The statement is a piece of persuasive writing. I’ve unpacked what that means in another Q&A response here. The point is: Everything you include in your statement should be there because it substantiates either a valuable skill or an aspect to your motivation for the program. Thus, it helps build your case for admission.
Therefore if this experience does indeed substantiate an important point that none of your other experience could, that’s fantastic – it may well qualify for inclusion. But my advice is: Know exactly what that is. Often I see candidates including experiences in there statements in a sort of ‘throw it at the wall and see what sticks’ way. It’s as if they’re answering one of those exam questions where a recommended strategy is to write down as much information as you can think of as quickly as possible in order to get the points. This doesn’t work like that. I want to add: I’m not suggesting you think it does work like that – I just want to make the wider point 🙂
Write with purpose; be strategic in the material you choose to share – it should all substantiate your case for admission and introduce you as an individual.
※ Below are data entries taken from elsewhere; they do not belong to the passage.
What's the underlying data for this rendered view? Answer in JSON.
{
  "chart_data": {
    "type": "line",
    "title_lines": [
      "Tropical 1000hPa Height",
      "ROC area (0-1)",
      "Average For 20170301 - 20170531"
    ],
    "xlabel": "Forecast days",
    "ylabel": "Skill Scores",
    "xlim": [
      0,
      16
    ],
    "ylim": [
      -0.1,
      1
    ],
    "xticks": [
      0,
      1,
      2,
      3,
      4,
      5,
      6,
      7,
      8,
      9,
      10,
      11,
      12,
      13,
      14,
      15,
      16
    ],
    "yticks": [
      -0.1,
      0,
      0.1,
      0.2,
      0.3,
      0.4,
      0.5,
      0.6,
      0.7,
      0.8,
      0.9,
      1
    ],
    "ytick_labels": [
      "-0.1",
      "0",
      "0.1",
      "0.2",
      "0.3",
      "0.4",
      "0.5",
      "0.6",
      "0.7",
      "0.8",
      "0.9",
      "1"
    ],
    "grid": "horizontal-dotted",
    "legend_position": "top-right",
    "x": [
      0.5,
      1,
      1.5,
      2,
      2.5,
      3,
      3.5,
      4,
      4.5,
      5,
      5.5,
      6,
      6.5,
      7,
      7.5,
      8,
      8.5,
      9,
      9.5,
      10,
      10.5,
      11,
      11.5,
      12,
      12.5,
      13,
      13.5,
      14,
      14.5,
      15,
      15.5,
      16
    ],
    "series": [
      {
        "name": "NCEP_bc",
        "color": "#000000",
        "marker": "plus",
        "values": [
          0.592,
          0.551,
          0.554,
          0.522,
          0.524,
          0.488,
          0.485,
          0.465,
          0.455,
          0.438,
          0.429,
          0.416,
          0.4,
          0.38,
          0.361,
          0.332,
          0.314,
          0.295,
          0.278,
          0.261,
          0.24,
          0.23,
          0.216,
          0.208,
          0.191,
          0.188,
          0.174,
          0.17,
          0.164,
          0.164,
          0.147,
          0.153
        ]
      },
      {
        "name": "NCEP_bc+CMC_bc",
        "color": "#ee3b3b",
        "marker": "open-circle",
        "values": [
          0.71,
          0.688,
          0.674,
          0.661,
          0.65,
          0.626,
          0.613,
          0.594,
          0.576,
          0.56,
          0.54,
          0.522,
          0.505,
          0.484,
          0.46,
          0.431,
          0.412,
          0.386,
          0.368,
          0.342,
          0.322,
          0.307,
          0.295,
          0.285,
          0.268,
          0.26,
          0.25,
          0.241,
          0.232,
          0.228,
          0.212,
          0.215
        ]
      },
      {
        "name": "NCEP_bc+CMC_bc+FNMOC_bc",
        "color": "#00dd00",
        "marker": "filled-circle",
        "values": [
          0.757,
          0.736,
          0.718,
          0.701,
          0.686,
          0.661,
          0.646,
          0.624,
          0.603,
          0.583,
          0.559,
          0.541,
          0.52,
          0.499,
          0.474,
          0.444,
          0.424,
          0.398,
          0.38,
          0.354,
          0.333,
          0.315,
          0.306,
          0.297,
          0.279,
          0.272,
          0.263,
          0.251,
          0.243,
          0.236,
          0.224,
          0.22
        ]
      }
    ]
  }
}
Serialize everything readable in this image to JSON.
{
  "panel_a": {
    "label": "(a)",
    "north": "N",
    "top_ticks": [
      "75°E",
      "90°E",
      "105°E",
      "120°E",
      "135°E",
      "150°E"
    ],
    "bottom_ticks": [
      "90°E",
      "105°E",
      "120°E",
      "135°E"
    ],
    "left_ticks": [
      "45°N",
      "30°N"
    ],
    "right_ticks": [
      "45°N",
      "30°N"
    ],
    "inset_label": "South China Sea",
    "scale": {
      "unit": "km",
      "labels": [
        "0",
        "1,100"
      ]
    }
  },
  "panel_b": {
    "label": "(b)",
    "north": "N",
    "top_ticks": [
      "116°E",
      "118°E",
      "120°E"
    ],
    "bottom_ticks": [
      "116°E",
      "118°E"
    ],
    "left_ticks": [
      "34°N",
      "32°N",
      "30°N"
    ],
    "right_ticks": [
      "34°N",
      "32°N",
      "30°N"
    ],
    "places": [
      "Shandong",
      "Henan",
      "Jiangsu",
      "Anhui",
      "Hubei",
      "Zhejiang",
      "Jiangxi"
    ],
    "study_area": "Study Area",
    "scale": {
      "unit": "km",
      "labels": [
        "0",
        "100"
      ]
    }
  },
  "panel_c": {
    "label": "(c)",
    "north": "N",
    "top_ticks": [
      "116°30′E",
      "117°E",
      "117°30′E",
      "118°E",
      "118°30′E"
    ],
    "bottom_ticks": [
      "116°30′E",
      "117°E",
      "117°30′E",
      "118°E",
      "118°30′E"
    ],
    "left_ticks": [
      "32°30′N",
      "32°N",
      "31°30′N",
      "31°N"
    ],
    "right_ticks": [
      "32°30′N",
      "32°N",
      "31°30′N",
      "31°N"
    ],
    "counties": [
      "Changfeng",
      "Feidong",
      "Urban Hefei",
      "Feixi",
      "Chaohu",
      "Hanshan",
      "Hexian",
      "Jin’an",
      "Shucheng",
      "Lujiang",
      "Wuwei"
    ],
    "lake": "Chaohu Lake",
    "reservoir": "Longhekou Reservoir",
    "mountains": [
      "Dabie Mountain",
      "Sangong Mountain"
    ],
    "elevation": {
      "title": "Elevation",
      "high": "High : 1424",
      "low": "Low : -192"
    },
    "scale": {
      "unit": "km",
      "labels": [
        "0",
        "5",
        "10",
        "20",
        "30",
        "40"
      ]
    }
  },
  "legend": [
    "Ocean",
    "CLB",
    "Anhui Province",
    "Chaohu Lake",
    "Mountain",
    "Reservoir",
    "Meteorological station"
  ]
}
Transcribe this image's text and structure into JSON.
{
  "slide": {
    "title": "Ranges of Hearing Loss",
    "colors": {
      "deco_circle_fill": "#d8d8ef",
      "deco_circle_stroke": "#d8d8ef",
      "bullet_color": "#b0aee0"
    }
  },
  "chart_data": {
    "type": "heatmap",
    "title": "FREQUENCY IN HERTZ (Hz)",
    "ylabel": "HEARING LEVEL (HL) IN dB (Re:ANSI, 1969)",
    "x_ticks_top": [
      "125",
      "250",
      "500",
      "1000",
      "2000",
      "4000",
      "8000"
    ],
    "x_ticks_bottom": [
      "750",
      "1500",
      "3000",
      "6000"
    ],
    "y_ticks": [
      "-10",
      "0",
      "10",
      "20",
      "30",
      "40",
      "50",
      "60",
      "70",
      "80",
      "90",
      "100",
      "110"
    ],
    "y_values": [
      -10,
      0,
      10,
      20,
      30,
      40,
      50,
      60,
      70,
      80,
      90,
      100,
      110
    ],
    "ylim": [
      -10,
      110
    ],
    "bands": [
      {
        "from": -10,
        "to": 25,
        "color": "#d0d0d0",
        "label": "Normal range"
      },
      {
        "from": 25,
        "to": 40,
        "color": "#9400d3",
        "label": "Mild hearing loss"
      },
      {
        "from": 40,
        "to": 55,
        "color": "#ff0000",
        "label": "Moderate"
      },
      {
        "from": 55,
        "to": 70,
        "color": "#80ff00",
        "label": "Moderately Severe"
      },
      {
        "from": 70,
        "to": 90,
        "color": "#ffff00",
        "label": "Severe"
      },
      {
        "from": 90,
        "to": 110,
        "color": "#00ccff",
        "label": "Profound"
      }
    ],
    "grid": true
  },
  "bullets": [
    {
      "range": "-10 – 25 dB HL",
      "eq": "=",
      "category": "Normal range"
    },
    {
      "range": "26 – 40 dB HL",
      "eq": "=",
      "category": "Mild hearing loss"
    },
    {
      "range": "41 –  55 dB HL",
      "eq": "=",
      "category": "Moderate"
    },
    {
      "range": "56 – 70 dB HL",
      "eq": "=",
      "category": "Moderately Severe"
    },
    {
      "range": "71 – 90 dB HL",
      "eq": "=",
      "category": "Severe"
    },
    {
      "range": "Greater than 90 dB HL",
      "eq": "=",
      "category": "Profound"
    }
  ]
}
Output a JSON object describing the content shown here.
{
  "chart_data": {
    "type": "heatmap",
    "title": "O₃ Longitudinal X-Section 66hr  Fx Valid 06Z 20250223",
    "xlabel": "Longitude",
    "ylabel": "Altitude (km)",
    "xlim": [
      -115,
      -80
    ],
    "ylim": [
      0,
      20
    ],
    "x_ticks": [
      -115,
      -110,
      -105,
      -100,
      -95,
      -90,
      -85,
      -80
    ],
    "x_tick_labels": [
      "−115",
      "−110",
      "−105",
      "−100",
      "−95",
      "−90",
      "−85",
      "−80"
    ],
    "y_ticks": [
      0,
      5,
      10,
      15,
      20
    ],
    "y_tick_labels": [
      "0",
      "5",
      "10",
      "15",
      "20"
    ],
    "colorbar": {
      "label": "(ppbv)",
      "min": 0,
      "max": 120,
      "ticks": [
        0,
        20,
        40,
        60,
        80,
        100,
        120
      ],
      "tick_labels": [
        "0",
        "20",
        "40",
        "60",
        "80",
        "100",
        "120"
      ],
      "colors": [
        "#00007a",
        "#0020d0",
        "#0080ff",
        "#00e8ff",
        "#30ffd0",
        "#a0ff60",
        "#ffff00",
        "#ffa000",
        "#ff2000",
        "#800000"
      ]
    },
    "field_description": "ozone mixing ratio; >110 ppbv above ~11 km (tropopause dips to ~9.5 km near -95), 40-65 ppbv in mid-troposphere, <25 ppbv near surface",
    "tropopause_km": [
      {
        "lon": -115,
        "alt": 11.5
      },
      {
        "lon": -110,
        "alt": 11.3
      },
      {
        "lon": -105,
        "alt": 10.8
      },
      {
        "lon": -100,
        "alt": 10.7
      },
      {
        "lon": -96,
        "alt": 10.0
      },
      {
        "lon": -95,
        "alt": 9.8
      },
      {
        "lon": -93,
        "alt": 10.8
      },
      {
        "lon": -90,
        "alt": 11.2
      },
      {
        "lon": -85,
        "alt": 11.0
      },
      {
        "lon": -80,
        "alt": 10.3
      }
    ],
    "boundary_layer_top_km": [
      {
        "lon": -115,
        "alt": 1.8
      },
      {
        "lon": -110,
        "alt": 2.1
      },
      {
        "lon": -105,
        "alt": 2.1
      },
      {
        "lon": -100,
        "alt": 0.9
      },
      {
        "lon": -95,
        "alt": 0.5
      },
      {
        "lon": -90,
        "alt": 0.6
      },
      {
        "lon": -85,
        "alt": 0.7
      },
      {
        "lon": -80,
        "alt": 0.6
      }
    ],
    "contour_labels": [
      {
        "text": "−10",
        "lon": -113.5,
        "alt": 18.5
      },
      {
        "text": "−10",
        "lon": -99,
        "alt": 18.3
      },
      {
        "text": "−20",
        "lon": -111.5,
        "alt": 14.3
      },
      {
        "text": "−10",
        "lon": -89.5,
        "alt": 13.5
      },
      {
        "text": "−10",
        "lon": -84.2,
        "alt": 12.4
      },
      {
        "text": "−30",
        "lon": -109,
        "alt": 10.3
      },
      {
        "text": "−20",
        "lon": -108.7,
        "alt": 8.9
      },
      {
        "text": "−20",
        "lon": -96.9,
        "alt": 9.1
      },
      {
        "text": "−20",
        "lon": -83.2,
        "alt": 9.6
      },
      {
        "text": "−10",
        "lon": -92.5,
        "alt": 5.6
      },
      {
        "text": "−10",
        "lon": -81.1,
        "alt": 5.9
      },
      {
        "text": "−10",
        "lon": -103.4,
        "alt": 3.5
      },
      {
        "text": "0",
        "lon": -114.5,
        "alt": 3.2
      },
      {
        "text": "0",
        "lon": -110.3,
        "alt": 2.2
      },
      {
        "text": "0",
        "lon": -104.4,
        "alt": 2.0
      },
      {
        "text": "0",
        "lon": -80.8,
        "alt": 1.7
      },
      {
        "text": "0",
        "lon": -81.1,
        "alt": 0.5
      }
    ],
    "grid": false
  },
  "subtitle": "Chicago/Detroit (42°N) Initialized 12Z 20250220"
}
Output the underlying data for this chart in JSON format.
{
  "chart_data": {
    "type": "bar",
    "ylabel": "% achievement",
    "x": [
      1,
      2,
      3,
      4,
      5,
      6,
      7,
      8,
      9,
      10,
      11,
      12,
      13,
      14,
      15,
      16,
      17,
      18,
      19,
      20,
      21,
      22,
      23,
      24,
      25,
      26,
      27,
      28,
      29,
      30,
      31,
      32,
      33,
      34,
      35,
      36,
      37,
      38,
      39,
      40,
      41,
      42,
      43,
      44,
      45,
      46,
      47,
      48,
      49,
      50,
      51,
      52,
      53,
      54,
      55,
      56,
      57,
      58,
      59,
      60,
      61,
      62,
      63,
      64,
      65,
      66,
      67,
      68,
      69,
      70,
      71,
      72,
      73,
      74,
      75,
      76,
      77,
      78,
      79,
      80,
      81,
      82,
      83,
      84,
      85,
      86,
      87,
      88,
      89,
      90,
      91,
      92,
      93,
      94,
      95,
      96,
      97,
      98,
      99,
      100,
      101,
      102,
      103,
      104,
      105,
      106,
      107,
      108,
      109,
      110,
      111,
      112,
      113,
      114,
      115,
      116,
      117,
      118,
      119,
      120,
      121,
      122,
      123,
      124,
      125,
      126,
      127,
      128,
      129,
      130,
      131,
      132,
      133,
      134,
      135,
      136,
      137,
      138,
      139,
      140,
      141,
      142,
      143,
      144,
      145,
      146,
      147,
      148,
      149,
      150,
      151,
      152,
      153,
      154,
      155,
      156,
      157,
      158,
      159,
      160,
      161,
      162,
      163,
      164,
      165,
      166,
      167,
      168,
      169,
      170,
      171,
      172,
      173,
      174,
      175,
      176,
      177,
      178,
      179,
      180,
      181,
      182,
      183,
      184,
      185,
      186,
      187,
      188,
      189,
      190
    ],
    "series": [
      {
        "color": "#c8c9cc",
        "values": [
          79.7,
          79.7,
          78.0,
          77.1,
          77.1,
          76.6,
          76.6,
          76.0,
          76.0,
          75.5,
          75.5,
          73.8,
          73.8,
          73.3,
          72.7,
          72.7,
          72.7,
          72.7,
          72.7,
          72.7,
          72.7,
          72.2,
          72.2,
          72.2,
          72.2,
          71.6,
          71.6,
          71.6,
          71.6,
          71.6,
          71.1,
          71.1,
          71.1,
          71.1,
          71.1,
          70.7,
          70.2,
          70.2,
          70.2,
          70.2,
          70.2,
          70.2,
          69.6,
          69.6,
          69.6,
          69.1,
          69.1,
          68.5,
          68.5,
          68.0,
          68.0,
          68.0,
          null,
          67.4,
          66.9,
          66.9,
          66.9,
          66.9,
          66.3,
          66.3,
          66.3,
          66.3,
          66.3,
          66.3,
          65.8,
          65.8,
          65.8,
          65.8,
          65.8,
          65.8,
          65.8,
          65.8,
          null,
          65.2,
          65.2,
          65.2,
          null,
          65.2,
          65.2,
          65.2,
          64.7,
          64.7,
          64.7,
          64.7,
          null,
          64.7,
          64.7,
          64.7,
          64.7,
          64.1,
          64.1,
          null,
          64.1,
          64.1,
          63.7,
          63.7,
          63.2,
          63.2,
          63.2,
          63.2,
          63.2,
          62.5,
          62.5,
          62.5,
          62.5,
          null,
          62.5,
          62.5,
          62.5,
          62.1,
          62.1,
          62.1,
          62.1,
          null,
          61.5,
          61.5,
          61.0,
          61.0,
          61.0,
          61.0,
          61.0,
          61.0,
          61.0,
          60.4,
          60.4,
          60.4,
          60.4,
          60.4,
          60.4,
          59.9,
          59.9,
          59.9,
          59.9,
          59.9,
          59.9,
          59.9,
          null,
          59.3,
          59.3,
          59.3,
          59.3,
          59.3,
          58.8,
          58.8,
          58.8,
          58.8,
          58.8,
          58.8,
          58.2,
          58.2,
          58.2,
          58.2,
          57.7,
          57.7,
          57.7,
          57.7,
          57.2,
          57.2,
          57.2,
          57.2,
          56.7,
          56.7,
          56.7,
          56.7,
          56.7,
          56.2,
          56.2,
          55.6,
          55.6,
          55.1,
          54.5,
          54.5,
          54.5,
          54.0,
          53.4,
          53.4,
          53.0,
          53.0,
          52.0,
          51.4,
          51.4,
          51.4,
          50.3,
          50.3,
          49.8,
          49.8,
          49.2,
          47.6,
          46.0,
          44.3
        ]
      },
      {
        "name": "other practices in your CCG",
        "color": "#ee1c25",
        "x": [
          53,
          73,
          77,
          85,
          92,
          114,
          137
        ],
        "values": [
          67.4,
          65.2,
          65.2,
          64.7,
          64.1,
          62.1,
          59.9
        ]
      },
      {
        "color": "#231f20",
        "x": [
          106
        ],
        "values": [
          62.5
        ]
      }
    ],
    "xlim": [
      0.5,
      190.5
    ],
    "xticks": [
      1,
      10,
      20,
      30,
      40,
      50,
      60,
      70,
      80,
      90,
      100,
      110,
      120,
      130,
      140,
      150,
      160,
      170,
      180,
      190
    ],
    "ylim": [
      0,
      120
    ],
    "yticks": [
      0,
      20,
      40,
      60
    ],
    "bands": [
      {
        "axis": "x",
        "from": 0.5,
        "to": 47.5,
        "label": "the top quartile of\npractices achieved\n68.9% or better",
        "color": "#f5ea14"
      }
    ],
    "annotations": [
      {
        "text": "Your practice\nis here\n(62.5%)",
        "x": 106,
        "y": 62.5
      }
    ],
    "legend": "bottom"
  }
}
Otherwise, it doesn’t qualify for inclusion!
Narrative flow is what gives your document a smooth reading experience. The material should be arranged in a sequence that reflects the argument you want to make. It can be elegant!
So—very similarly—remember you don’t need to cram every experience into your statement.
If, however, you know there is a good reason to include it—and you feel this is a valid strategic reason given the question and the other material you’re including—then the experience has a place in your statement.